Eimskip: Bleak outlook for 2011
The Icelandic shipping company Eimskip said it had first quarter net profit of 5.8 million euros ($8.3 million) compared to 1.3 million euro in the same 2010 period, but the company’s president said he was not optimistic about the outlook for the remainder of the year.
Revenue was 90.2 million euros ($128.7 million) for the first 2011 quarter compared to 79 million euros in the first quarter of 2010.
Eimskip's total liner transport volume in the first quarter decreased 3 percent, but its international reefer forwarding services increased 7 percent.
The company said profit was above expectations due to better collections of an outstanding loan that had previously been fully written off. It said profit from regular operations, on the other hand, was below expectations, largely due to the cost from the grounding of a ship Godafoss off the coast of Norway in mid-February, and the decrease in liner transport volume.

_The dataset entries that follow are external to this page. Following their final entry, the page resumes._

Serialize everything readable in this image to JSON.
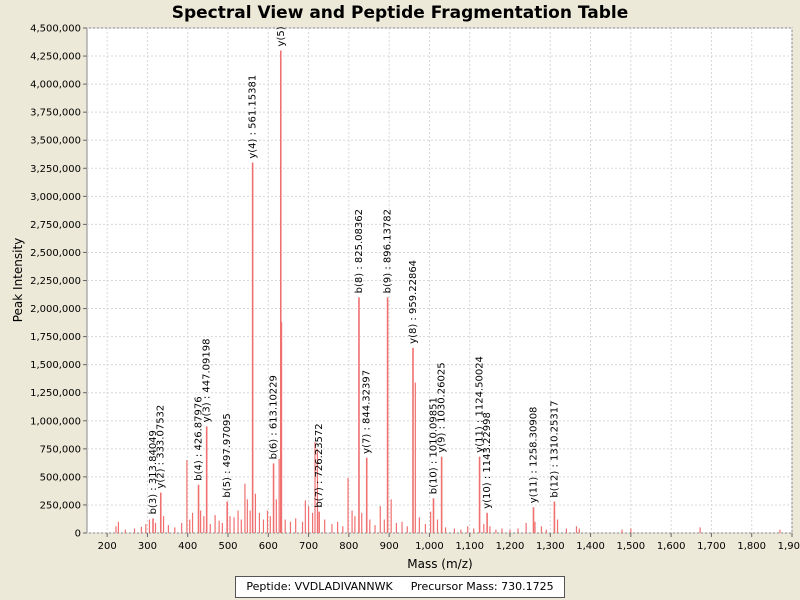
{
  "chart_data": {
    "type": "bar",
    "title": "Spectral View and Peptide Fragmentation Table",
    "xlabel": "Mass (m/z)",
    "ylabel": "Peak Intensity",
    "xlim": [
      150,
      1900
    ],
    "ylim": [
      0,
      4500000
    ],
    "x_ticks": [
      200,
      300,
      400,
      500,
      600,
      700,
      800,
      900,
      1000,
      1100,
      1200,
      1300,
      1400,
      1500,
      1600,
      1700,
      1800,
      1900
    ],
    "x_tick_labels": [
      "200",
      "300",
      "400",
      "500",
      "600",
      "700",
      "800",
      "900",
      "1,000",
      "1,100",
      "1,200",
      "1,300",
      "1,400",
      "1,500",
      "1,600",
      "1,700",
      "1,800",
      "1,900"
    ],
    "y_ticks": [
      0,
      250000,
      500000,
      750000,
      1000000,
      1250000,
      1500000,
      1750000,
      2000000,
      2250000,
      2500000,
      2750000,
      3000000,
      3250000,
      3500000,
      3750000,
      4000000,
      4250000,
      4500000
    ],
    "y_tick_labels": [
      "0",
      "250,000",
      "500,000",
      "750,000",
      "1,000,000",
      "1,250,000",
      "1,500,000",
      "1,750,000",
      "2,000,000",
      "2,250,000",
      "2,500,000",
      "2,750,000",
      "3,000,000",
      "3,250,000",
      "3,500,000",
      "3,750,000",
      "4,000,000",
      "4,250,000",
      "4,500,000"
    ],
    "grid": true,
    "series_color": "#f07070",
    "annotated_peaks": [
      {
        "label": "b(3) : 313.84049",
        "mz": 313.84,
        "intensity": 130000
      },
      {
        "label": "y(2) : 333.07532",
        "mz": 333.08,
        "intensity": 360000
      },
      {
        "label": "b(4) : 426.87976",
        "mz": 426.88,
        "intensity": 430000
      },
      {
        "label": "y(3) : 447.09198",
        "mz": 447.09,
        "intensity": 950000
      },
      {
        "label": "b(5) : 497.97095",
        "mz": 497.97,
        "intensity": 280000
      },
      {
        "label": "y(4) : 561.15381",
        "mz": 561.15,
        "intensity": 3300000
      },
      {
        "label": "b(6) : 613.10229",
        "mz": 613.1,
        "intensity": 620000
      },
      {
        "label": "y(5)",
        "mz": 631.0,
        "intensity": 4300000
      },
      {
        "label": "b(7) : 726.23572",
        "mz": 726.24,
        "intensity": 190000
      },
      {
        "label": "b(8) : 825.08362",
        "mz": 825.08,
        "intensity": 2100000
      },
      {
        "label": "y(7) : 844.32397",
        "mz": 844.32,
        "intensity": 670000
      },
      {
        "label": "b(9) : 896.13782",
        "mz": 896.14,
        "intensity": 2100000
      },
      {
        "label": "y(8) : 959.22864",
        "mz": 959.23,
        "intensity": 1650000
      },
      {
        "label": "b(10) : 1010.09851",
        "mz": 1010.1,
        "intensity": 310000
      },
      {
        "label": "y(9) : 1030.26025",
        "mz": 1030.26,
        "intensity": 680000
      },
      {
        "label": "y(10) : 1143.22998",
        "mz": 1143.23,
        "intensity": 180000
      },
      {
        "label": "y(11) : 1124.50024",
        "mz": 1124.5,
        "intensity": 680000
      },
      {
        "label": "y(11) : 1258.30908",
        "mz": 1258.31,
        "intensity": 230000
      },
      {
        "label": "b(12) : 1310.25317",
        "mz": 1310.25,
        "intensity": 280000
      }
    ],
    "other_peaks": [
      {
        "mz": 222,
        "intensity": 60000
      },
      {
        "mz": 228,
        "intensity": 100000
      },
      {
        "mz": 245,
        "intensity": 30000
      },
      {
        "mz": 268,
        "intensity": 40000
      },
      {
        "mz": 285,
        "intensity": 55000
      },
      {
        "mz": 296,
        "intensity": 80000
      },
      {
        "mz": 305,
        "intensity": 120000
      },
      {
        "mz": 320,
        "intensity": 90000
      },
      {
        "mz": 340,
        "intensity": 150000
      },
      {
        "mz": 352,
        "intensity": 70000
      },
      {
        "mz": 368,
        "intensity": 50000
      },
      {
        "mz": 385,
        "intensity": 90000
      },
      {
        "mz": 398,
        "intensity": 650000
      },
      {
        "mz": 405,
        "intensity": 120000
      },
      {
        "mz": 412,
        "intensity": 180000
      },
      {
        "mz": 432,
        "intensity": 200000
      },
      {
        "mz": 440,
        "intensity": 150000
      },
      {
        "mz": 456,
        "intensity": 80000
      },
      {
        "mz": 468,
        "intensity": 160000
      },
      {
        "mz": 478,
        "intensity": 110000
      },
      {
        "mz": 486,
        "intensity": 90000
      },
      {
        "mz": 505,
        "intensity": 150000
      },
      {
        "mz": 515,
        "intensity": 140000
      },
      {
        "mz": 525,
        "intensity": 200000
      },
      {
        "mz": 533,
        "intensity": 120000
      },
      {
        "mz": 542,
        "intensity": 440000
      },
      {
        "mz": 548,
        "intensity": 300000
      },
      {
        "mz": 555,
        "intensity": 200000
      },
      {
        "mz": 568,
        "intensity": 350000
      },
      {
        "mz": 578,
        "intensity": 180000
      },
      {
        "mz": 588,
        "intensity": 120000
      },
      {
        "mz": 598,
        "intensity": 200000
      },
      {
        "mz": 605,
        "intensity": 150000
      },
      {
        "mz": 620,
        "intensity": 300000
      },
      {
        "mz": 627,
        "intensity": 660000
      },
      {
        "mz": 633,
        "intensity": 1880000
      },
      {
        "mz": 642,
        "intensity": 120000
      },
      {
        "mz": 655,
        "intensity": 100000
      },
      {
        "mz": 668,
        "intensity": 130000
      },
      {
        "mz": 685,
        "intensity": 100000
      },
      {
        "mz": 692,
        "intensity": 290000
      },
      {
        "mz": 700,
        "intensity": 240000
      },
      {
        "mz": 710,
        "intensity": 180000
      },
      {
        "mz": 716,
        "intensity": 810000
      },
      {
        "mz": 722,
        "intensity": 750000
      },
      {
        "mz": 740,
        "intensity": 120000
      },
      {
        "mz": 758,
        "intensity": 80000
      },
      {
        "mz": 772,
        "intensity": 100000
      },
      {
        "mz": 785,
        "intensity": 60000
      },
      {
        "mz": 798,
        "intensity": 490000
      },
      {
        "mz": 808,
        "intensity": 200000
      },
      {
        "mz": 815,
        "intensity": 150000
      },
      {
        "mz": 832,
        "intensity": 180000
      },
      {
        "mz": 852,
        "intensity": 120000
      },
      {
        "mz": 865,
        "intensity": 70000
      },
      {
        "mz": 878,
        "intensity": 240000
      },
      {
        "mz": 888,
        "intensity": 120000
      },
      {
        "mz": 905,
        "intensity": 300000
      },
      {
        "mz": 918,
        "intensity": 90000
      },
      {
        "mz": 932,
        "intensity": 100000
      },
      {
        "mz": 945,
        "intensity": 60000
      },
      {
        "mz": 965,
        "intensity": 1340000
      },
      {
        "mz": 975,
        "intensity": 140000
      },
      {
        "mz": 990,
        "intensity": 80000
      },
      {
        "mz": 1003,
        "intensity": 190000
      },
      {
        "mz": 1020,
        "intensity": 120000
      },
      {
        "mz": 1040,
        "intensity": 50000
      },
      {
        "mz": 1062,
        "intensity": 40000
      },
      {
        "mz": 1078,
        "intensity": 30000
      },
      {
        "mz": 1095,
        "intensity": 60000
      },
      {
        "mz": 1110,
        "intensity": 40000
      },
      {
        "mz": 1135,
        "intensity": 80000
      },
      {
        "mz": 1150,
        "intensity": 60000
      },
      {
        "mz": 1165,
        "intensity": 30000
      },
      {
        "mz": 1180,
        "intensity": 40000
      },
      {
        "mz": 1200,
        "intensity": 30000
      },
      {
        "mz": 1220,
        "intensity": 40000
      },
      {
        "mz": 1240,
        "intensity": 90000
      },
      {
        "mz": 1262,
        "intensity": 100000
      },
      {
        "mz": 1278,
        "intensity": 60000
      },
      {
        "mz": 1290,
        "intensity": 30000
      },
      {
        "mz": 1318,
        "intensity": 120000
      },
      {
        "mz": 1340,
        "intensity": 40000
      },
      {
        "mz": 1365,
        "intensity": 60000
      },
      {
        "mz": 1372,
        "intensity": 40000
      },
      {
        "mz": 1478,
        "intensity": 30000
      },
      {
        "mz": 1500,
        "intensity": 40000
      },
      {
        "mz": 1672,
        "intensity": 50000
      },
      {
        "mz": 1870,
        "intensity": 30000
      }
    ]
  },
  "legend": {
    "peptide_text": "Peptide: VVDLADIVANNWK",
    "precursor_text": "Precursor Mass: 730.1725"
  }
}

The Godafoss grounding is one of Eimskip's largest insurance claims in recent years, although the company is thoroughly insured to meet such setbacks. In spite of that, Eimskip said it will have a direct cost of around 500,000 euros from the accident.
Gylfi Sigf'sson, president and chief executive officer, said liner volumes fell in both Iceland and in the Faroe Islands. “The outlook for 2011 does not give much cause for optimism, with no foreseeable increase in transport volume,” he said.
Another Eimskip ship, Reykjafoss, ran aground in the port of Argentia, Newfoundland, last month, but the company said expenses will have “minimal effect” on second quarter earnings.
“It appears that we are facing another recession period in transport volume in the North Atlantic, since the economy continues to stall despite our hopes of the opposite. Eimskip's customers in Iceland are also facing decrease in income and adversity in financing their inventories. The recent salary agreements between Icelandic Workers Unions and the Employers Association will also affect the operational results of Icelandic companies and no large scale projects are due to start in Iceland,” Sigf'sson said.
Eimskip has operations in 16 countries, with 19 vessels and around 1,250 employees, 730 in Iceland.